Война, казалось, была всегда — поэтому 1940 год и уплыл в такую невероятную даль; но стоило достаточно долго посмотреть на стены, как 1940 год начинал вдруг перемещаться все ближе, ближе, и я вновь видел похоронную процессию, ползущую медленно, словно пожилая пара, танцевавшая вальс в каком–то довоенном фильме.
У меня тогда было совсем мало друзей — страх перед газовыми утечками выматывал так, что ни на что другое не хватало сил — даже на то, чтобы завести приятелей.
Так и получалось: дети рассказывали мне о радиопередачах, а я лишь смотрел на них и слушал. Ничего больше я сделать не мог. Однажды ночью я проснулся оттого, что плакала мать. Я встал с кровати. В квартире было темно, только из–под дверей туалета пробивалась полоска света. Там плакала мать. Временами рыдания стихами, и тогда она просто сидела, повторяя снова и снова:
— Газ, газ, газ, газ, — потом опять начинала плакать.
Я вернулся в кровать и подумал, что тоже сейчас заплачу. Я размышлял об этом довольно долго, но после решил, что лучше не надо. Мать наплакалась за нас обоих.
Пока мы жили в желтой квартире, у соседей умерла девочка. Одна из трех сестер — ей было восемь лет; их дом стоял в полуквартале от нашего, и во дворе там всегда валялось неимоверное количество игрушек. Хватило бы на армаду детей.
Можете мне поверить — там было не меньше девяти мячей и целый конвой из велосипедов и самокатов. Поломанных или искалеченных игрушек, а также таких, которые должны были вот–вот сломаться, хватило бы на десяток рождественских елок. Для более–менее целых игрушек подобная судьба была всего лишь вопросом времени, и время работало против них.

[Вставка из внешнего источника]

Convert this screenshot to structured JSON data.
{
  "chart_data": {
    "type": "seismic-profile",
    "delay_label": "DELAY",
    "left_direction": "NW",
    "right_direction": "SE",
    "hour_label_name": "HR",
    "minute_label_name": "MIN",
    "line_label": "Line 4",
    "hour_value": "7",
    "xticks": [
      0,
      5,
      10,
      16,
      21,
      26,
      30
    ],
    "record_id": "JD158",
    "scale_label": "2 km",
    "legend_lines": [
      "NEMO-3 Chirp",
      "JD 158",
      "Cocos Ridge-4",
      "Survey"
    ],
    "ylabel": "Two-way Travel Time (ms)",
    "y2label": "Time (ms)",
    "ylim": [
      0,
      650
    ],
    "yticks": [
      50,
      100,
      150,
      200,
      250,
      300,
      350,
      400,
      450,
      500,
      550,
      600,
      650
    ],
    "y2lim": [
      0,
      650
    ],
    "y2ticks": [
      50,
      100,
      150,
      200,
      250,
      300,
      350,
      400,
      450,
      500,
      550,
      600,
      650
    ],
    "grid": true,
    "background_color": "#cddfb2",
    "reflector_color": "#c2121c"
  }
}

Я удивлялся, как ни одна из этих девочек до сих пор не свалилась с горы поломанных игрушек и не свернула себе шею.
Но все шло благополучно до тех пор, пока одна из сестер не умерла. Как ни странно, она умерла не от игрушечных ран. Ее убила пневмония — в моем тогдашнем представлении страшная и таинственная болезнь. Стоило услышать слово «пневмония», и я мгновенно навострял уши. Для меня оно означало самую ужасную смерть. Я боялся даже подумать о том, как мои легкие будут сначала медленно наполнялись водой, а потом умирать, захлебываясь мною — не в реке, не в озере, а в моем утонувшем теле. Я почему–то был уверен, что от пневмонии умирают, только если рядом никого нет. Человек кричит, зовет на помощь, но никто не слышит, а когда наконец приходят люди, все уже кончено: утонул!
Когда я слышал, что кто–то умер от пневмонии — неважно, старый это был человек или молодой, — мне становилось ужасно тоскливо. Я решил для себя, что если вдруг заболею, обязательно привяжу длинную нитку одним концом к своему пальцу, а вторым к чьей–нибудь руке: если человек уйдет, а я вдруг почувствую, что умираю, то просто потяну за нитку, и он вернется обратно.
Я не умру в одиночестве, если между нами будет длинная нить.
Как бы то ни было, девочка умерла от пневмонии, и — слава богу — это был не я. В тот день, когда мне сказали о ее смерти, я всерьез и очень искренне прочел перед сном молитву. Я обещал стать таким хорошим, что любой святой рядом со мной покажется чернее угольного мешка.
Через день после похорон со двора исчезли все игрушки; позже им на смену появились новые и совсем другие, но почти неделю двор стоял голый, как безыгрушечная пустыня. Я долго раздумывал, почему это произошло, пока мне кто–то не объяснил.